Major mixed events attracted the highest percentage of female viewership, with Wimbledon and the Tokyo Paralympic Games achieving 57%, followed by the summer Olympics with 52%.
And the free-to-air factor was instrumental to total audience growth, drawing in 19 million new viewers to women’s sport last year, while 79% of females watched exclusively on free-to-air.
All of The Hundred’s matches were broadcast on Sky Sports, but Adams believes that those contests also aired by the BBC, who added to their offering as the tournament proved tremendously popular, were vital.
The stand-alone women’s opener between Adams’ side and Manchester Originals attracted 1.6 million viewers, making it the most-watched game of women’s cricket in network history.
The 28-year-old, who was one of 41 women handed a full-time regional contract in 2020 as part of the new domestic setup, balances full-time cricket with coaching.
And more visibility, she suggested, puts desperately needed role models in the limelight for girls who might only tune in if there are women playing.
“I think the free-to-air broadcasting was hugely, hugely influential in getting people to watch the game,” she said.
“That’s what the women’s game needed, and the Hundred came at the right time off the back of the pandemic.
“People were eager to get out again and for normality to resume, and this new, exciting tournament was free-to-air.
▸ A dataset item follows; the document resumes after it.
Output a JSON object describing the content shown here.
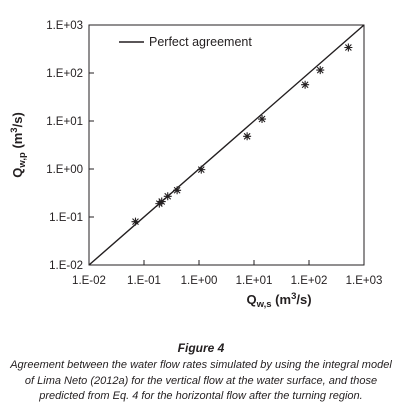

It was fundamental in the growth of the women’s game.”
Players also felt the impact directly. Adams’ own social media following grew by about 2000 during the Hundred.
“All of a sudden,” remembered Adams, “I started getting interest from kit suppliers and agents. It really did come as a shock.
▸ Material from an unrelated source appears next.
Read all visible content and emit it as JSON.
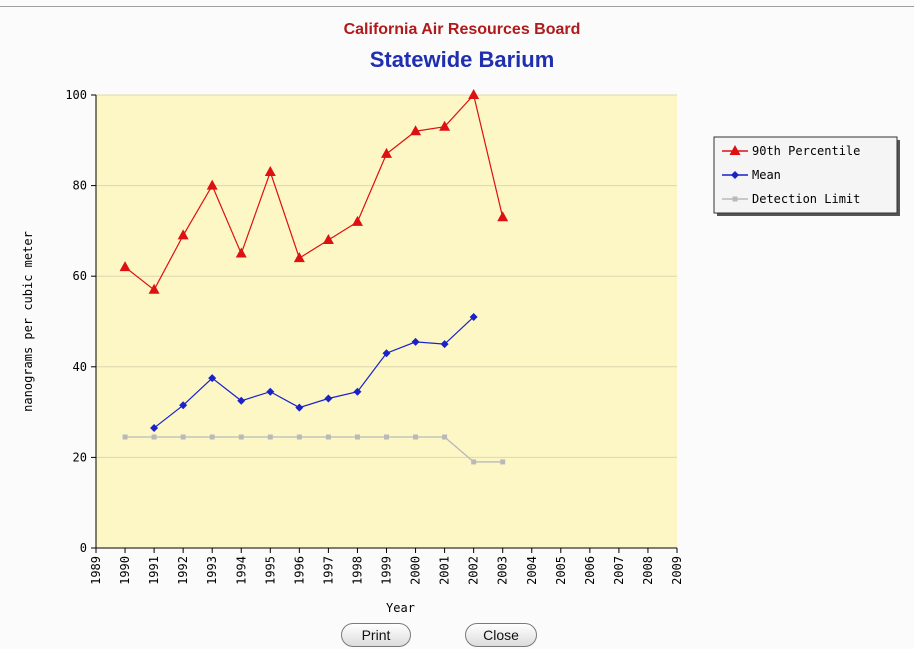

“I don’t think any of us going into the tournament really knew how much of an impact it was going to have on women’s cricket. It definitely went above and beyond for all of us.
“It was just the most exciting competition, and fun-filled yet. The exposure we got from it was phenomenal.”
Chelsea women’s Instagram interactions, said the report, were more than those of 12 Premier League teams.
Other findings included promising news for the W Series, the all-female single-seater competition whose second season supported eight Grand Prix weekends.
A total 1.5 million people tuned into the series live—but didn’t watch F1.
And Emma Raducanu saw UK Google searches for her name skyrocket - from 250 in May to 8 million in September - as a result of her winning US Open campaign.